To start the new year we are inviting Todd Schneider who recently published a fascinating, in-depth analysis of NYC Taxi and Uber trips.
About the talk:
Personal computers are really powerful: more than powerful enough to analyze the full dataset of every NYC taxi trip from 2009 to 2015—over 1.1 billion trips! I'll go over my recent work analyzing the full taxi dataset (http://toddwschneider.com/posts/analyzing-1-1-billion-nyc-taxi-and-uber-trips-with-a-vengeance/) using PostgreSQL, PostGIS, and R, and discuss some underlying tips and techniques that I've found helpful for analyzing medium-sized datasets.
It's not always clear what constitutes "small", "medium", or "big" data, but for the purposes of this talk, I'll consider medium data to mean "a few hundred gigabytes"—small enough to fit on your local hard disk, but big enough that you have to plan ahead and act deliberately if you want to extract meaningful insights within a reasonable amount of time.

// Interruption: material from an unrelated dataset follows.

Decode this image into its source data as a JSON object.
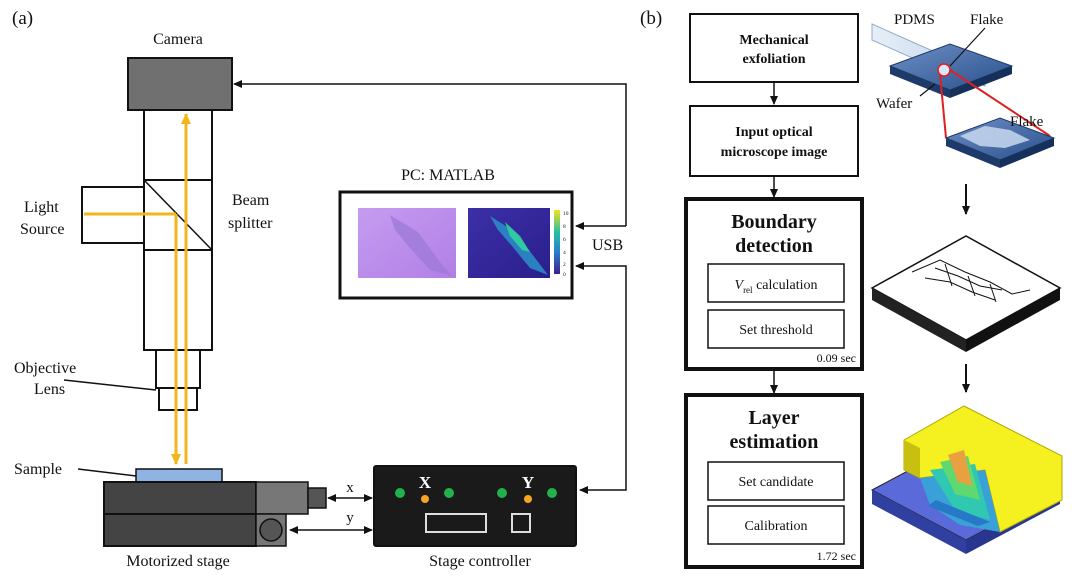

Todd Schneider (http://toddwschneider.com) writes software at Genius (http://genius.com). Before that, he spent six years building statistical models to value mortgage-backed securities at Ellington Management Group (http://www.ellington.com), and before that he studied applied math and electrical engineering at Yale. His interests beyond data/math/computers include golf, prediction markets, and action movies. He writes at http://toddwschneider.com .
Pizza starts at 6:30, the talk at 7 then the bar after.